Goodreads meta-data is 4.2/5 by 2745 litizens.
Genre: Thriller diller.
Verdict: The study in organisational pathologies continues.
We used to teach something call Org Theory which bore little relation to Org Practice. This book does. Anyone who works in a large organisation will recognise the pathologies exhibited by many of the characters.
The set-up? Two of the Slough House crew are seconded by James Webb, known as Spider, to provide purely nominal security for a visiting Russian tycoon. Why two slow horses for the job, oh, because there is flap on at the Park. Something about office furniture. As always there is never any paperwork to justify the assignment. No paper trail for the FOI rats to find.
Why did I find it credible that a mighty organisation like the Secret Squirrels of MI5 might grind to a halt while an argument with accountants about office furniture takes precedence. Goal displacement comes in many forms. Of course, the furniture is only a means. The end is for two ambitious opponents to fight for supremacy within the organisation. The battle ground? An Eames chair.

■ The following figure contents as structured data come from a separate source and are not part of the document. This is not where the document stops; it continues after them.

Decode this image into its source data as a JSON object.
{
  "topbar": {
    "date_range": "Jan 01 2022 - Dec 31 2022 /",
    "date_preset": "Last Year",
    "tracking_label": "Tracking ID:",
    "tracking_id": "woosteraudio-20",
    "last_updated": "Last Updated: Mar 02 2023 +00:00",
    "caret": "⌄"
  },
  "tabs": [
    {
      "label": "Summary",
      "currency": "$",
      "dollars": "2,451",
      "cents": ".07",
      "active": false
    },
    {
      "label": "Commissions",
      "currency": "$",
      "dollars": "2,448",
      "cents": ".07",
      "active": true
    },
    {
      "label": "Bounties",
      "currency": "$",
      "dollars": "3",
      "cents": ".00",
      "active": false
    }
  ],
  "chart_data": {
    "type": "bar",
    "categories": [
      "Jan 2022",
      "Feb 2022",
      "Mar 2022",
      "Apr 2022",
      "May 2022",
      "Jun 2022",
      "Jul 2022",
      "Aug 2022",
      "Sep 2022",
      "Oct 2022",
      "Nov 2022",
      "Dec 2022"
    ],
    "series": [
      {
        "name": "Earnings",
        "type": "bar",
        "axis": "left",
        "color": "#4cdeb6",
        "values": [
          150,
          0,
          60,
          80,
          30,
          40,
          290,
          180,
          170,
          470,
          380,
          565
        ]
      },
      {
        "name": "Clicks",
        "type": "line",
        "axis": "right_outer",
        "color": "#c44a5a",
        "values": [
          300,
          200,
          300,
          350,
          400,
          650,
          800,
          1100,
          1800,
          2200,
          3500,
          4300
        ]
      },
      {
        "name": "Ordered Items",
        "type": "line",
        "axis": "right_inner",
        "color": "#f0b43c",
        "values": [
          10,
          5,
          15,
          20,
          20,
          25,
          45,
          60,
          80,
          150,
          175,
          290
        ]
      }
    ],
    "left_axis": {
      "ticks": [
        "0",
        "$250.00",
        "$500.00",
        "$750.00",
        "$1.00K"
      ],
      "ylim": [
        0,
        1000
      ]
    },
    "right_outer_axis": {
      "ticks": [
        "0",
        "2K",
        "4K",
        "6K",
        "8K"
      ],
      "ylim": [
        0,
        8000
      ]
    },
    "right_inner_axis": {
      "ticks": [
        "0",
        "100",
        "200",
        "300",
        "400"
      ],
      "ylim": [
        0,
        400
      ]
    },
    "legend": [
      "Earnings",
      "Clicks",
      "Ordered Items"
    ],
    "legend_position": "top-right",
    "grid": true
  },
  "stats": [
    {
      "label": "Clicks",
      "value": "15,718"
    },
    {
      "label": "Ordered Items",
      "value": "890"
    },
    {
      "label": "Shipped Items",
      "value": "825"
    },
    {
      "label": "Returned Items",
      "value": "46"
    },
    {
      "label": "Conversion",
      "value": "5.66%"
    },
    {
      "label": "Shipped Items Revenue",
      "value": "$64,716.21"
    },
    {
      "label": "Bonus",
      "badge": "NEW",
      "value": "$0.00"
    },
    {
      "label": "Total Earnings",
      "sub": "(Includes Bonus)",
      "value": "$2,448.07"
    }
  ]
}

Both of the slows, Min and Louise, hope this assignment might restore them to the shining light of the Park, ending their tedious exile to the outer darkness of Slough House, which per the earlier review on this blog is neither in Slough nor a house.
Webb is counting on that motivation to preclude them asking too many questions about this verbal secondment. In meeting them directly he bypasses the supremo of Slough House, Lamb.
There are so many wheels within wheels that my head got in a spin. Rather try to unravel that I offer a few remarks. Nit picking perhaps.
One of the salutary lessons is how easy it is to be fooled if one wants to fooled. Webb’s bit on the bait after reading all about the Russian on the Russkie’s web site. He found there flattering portraits from the ‘Financial Times,’ interviews in ‘Der Spiegel,’ and testimonials from here and there. He looked no further. It was not until Tech Boy Rod cross-checked these excerpts on the Russian’s blog with the original sources that Webb learned, much too late, that they were fake news. There were no laudatory accounts on the pink pages of the ‘Financial Times’ nor in the Gothic script headlines of ‘Der Spiegel.’
What have teachers said since Odysseus returned? Check the original to see if there really was a horse.
Webb did not verify anything because he dearly loved the idea of doing a favour for major player in Russia, a favour that could be cashed later. Ergo, he saw what he wanted to see and nothing more. In his case a successful deal would lead to a promotion up the greasy org pole. Once promoted he would move on away from any fallout anyway.
That is the other lesson. Later when asked who set up the contact, Webb tried to make it sound like his initiative. It wasn’t but he wanted the credit for spotting the possibility of indebting this fellow. When finally he later reluctantly admits that the Russian contacted him first, the tale takes on a different light. It seems it was Webb who was being reeled in and not the Russkie.
The London sky line these days.
Back to those nits, I found it hard to believe that Dickie would spot the hood quite that easily after all those years. Equally hard to believe was that Dickie did not wonder why it was so easy. Likewise that hood’s boss had lived quietly in England for nearly twenty years seemed a stretch, and in two different places. Even more so the villain’s faith in the dead lions, of whom in the end we learn nothing.
There a few more quibbles but that is what they are quibbles.
Less and less in writing is one legacy of Prime Minister Tony Blair, or so I have been told by a one-time inmate of Number Ten. In that administration, verbal communication became the order of the day to avoid written records. Freedom of Information applies only to what is in writing, after all.